Sigmund Freud ponía fin a su obra "El malestar en la cultura" (1930) con un párrafo rotundo, imprescindible para una lectura filosófica actualizada del neoliberalismo, esa suerte de post-fascismo, de estado de excepción que se abate de manera salvaje sobre la humanidad.
“He aquí, a mi entender, la cuestión decisiva para el destino de la especie humana: si su desarrollo cultural logrará, y en caso afirmativo en qué medida, dominar la perturbación de la convivencia que proviene de la humana pulsión de agresión y de autoaniquilamiento. Nuestra época merece quizás un particular interés justamente en relación con esto.
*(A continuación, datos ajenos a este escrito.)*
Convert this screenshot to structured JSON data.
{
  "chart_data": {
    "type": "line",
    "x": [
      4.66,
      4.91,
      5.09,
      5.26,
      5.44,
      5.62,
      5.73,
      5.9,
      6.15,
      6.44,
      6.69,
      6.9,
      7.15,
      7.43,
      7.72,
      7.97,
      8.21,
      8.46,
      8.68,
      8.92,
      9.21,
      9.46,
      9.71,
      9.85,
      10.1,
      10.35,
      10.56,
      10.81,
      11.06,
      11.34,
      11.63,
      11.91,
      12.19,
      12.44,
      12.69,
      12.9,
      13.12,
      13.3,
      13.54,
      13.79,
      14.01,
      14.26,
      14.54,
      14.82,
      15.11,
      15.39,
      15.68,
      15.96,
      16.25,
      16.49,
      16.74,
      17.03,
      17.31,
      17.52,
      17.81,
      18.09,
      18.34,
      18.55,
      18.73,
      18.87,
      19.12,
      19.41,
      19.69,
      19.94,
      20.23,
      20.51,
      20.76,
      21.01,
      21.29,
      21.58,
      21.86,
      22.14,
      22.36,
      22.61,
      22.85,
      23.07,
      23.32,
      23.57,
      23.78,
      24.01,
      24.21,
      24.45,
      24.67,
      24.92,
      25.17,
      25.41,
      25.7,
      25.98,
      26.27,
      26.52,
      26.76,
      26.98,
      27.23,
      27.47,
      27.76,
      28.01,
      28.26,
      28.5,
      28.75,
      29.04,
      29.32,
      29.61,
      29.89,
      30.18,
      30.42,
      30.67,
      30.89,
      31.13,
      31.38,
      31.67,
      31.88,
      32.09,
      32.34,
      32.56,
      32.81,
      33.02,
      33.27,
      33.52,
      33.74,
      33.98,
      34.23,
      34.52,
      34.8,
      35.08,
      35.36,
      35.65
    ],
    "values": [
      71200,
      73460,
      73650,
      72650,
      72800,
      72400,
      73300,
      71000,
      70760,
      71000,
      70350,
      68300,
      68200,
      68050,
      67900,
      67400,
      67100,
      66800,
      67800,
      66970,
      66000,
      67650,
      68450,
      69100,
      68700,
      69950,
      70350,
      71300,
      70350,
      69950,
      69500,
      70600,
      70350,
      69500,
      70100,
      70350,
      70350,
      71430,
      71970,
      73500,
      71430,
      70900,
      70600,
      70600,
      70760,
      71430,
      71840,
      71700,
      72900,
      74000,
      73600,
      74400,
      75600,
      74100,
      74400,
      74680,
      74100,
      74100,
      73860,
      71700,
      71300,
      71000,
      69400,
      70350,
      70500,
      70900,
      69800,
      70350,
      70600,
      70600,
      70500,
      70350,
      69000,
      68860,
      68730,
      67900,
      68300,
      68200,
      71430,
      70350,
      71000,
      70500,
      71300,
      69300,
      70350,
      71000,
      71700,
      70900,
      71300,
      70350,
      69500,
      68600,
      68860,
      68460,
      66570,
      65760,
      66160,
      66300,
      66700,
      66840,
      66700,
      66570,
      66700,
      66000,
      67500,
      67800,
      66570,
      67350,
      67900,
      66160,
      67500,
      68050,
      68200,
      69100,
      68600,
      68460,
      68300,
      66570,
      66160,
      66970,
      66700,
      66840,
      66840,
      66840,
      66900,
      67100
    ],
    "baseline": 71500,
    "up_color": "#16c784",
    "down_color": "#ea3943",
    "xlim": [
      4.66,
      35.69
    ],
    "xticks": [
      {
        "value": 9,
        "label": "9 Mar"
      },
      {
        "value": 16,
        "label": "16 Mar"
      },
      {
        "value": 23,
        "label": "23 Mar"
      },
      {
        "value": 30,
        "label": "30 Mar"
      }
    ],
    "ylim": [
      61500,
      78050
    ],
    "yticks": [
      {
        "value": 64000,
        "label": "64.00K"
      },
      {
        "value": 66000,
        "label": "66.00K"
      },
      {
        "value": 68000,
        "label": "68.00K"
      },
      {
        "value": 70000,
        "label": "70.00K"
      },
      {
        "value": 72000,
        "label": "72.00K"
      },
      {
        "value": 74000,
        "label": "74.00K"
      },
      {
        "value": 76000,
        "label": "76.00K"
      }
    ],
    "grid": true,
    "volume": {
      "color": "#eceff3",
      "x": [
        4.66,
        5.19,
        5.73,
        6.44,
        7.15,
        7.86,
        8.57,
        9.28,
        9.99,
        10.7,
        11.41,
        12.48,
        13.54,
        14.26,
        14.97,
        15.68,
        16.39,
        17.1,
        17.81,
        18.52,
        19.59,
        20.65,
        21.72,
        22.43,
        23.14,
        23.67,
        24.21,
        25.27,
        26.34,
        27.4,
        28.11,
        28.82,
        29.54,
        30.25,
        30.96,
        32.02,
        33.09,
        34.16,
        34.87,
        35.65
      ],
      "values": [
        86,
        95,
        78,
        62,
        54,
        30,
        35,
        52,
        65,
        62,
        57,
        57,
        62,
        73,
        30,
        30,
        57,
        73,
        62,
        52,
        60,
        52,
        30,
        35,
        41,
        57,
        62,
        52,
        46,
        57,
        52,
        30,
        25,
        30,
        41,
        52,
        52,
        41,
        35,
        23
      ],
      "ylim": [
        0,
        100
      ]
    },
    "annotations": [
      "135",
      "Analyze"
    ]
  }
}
Hoy los seres humanos han llevado tan adelante su dominio sobre las fuerzas de la naturaleza que con su auxilio les resultará fácil exterminarse unos a otros, hasta el último hombre. Ellos lo saben; de ahí buena parte de la inquietud contemporánea, de su infelicidad, de su talante angustiado. Y ahora cabe esperar que el otro de los dos «poderes celestiales», el Eros eterno, haga un esfuerzo para afianzarse en la lucha contra su enemigo igualmente inmortal. ¿Pero quién puede prever el desenlace?” (*)
El párrafo de Freud, una verdadera epifanía de entreguerras, plantea la angustia sobre el dominio que los seres humanos podían hacer de la naturaleza. Algunos denominadores comunes de esa conjetura premonitoria ensayó también Heidegger, en este caso respecto de la técnica. La similitud no es un dato menor. Impacta representarse en ambas dos miradas diferentes sobre el exterminio. La de Freud, que pone el acento en el presagio perturbado, y la del filósofo de la selva negra, que nunca se refirió críticamente al holocausto.
Tampoco la diferencia parece operar como una casualidad. Los genocidios pueden prevenirse. Contabilizar 140 millones de muertos a manos de los estados en poco más de un siglo sin tener en cuenta las vidas cegadas en las guerras conlleva el imperativo de indagar sobre la pulsión de muerte, la construcción de un otro/enemigo desvalorado y el autoaniquilamiento de la especie humana.
Estas prácticas sociales, en la modernidad, necesitan de algunas condiciones previas, que siempre suponen entregar un objeto de sacrificio a los dioses oscuros que enseñaba Lacan.
Esos dioses oscuros ya no son las SS. Están representadas por el racismo, la segregación, la desafiliación, en definitiva, los enemigos construidos frente a la infelicidad de la especie.
Los distintos, los segregados, los desafiliados, los viejos, los locos, los presos, las minorías sexuales, los pueblos originarios, las mujeres, los insumisos. Todos aquellos que pasaron a revistar en el campo del “no-ser” para el capital en su fase neoliberal.
Las masacres asumen formas diferentes, pero mantienen las mismas lógicas. Si la técnica y la cultura pueden enhebrar una idea de que todo es posible, que nada es imposible, que lo que es imposible hoy puede ser posible mañana tenemos una cuestión angustiante y ardua que resolver como especie. Porque si no podemos convivir con un imposible, y todo puede ser posible, incluso la homogeneización jerárquica de sociedades resignadas frente a las nuevas catástrofes de diverso orden, la pregunta es qué ocurrirá con aquellos que no pueden o no quieren formar parte de esa uniformidad, de ese patriotismo constitucional impuesto por la fuerza? La solución es la Shoa, aunque ahora se exprese mediante guerras de baja intensidad u operaciones policiales de alta intensidad, en cárceles, socavones, hospicios, villas de emergencia, servicios de inteligencia desbocados, espionaje de última generación tecnológica, desastres ambientales o la des-existencia misma tras los infinitos muros que los hombres vuelven a construir en el tercer milenio. Eso y la colonización de las subjetividades posibilitan releer y reescribir en clave transmoderna la frase de Freud, y en esa actualización se reescribe un territorio en disputa que remite a la cultura y la técnica en manos del capital como formas de dominación, control global y aniquilamiento masivo.
(*) El malestar en la cultura. Cap. VIII, pág. 140.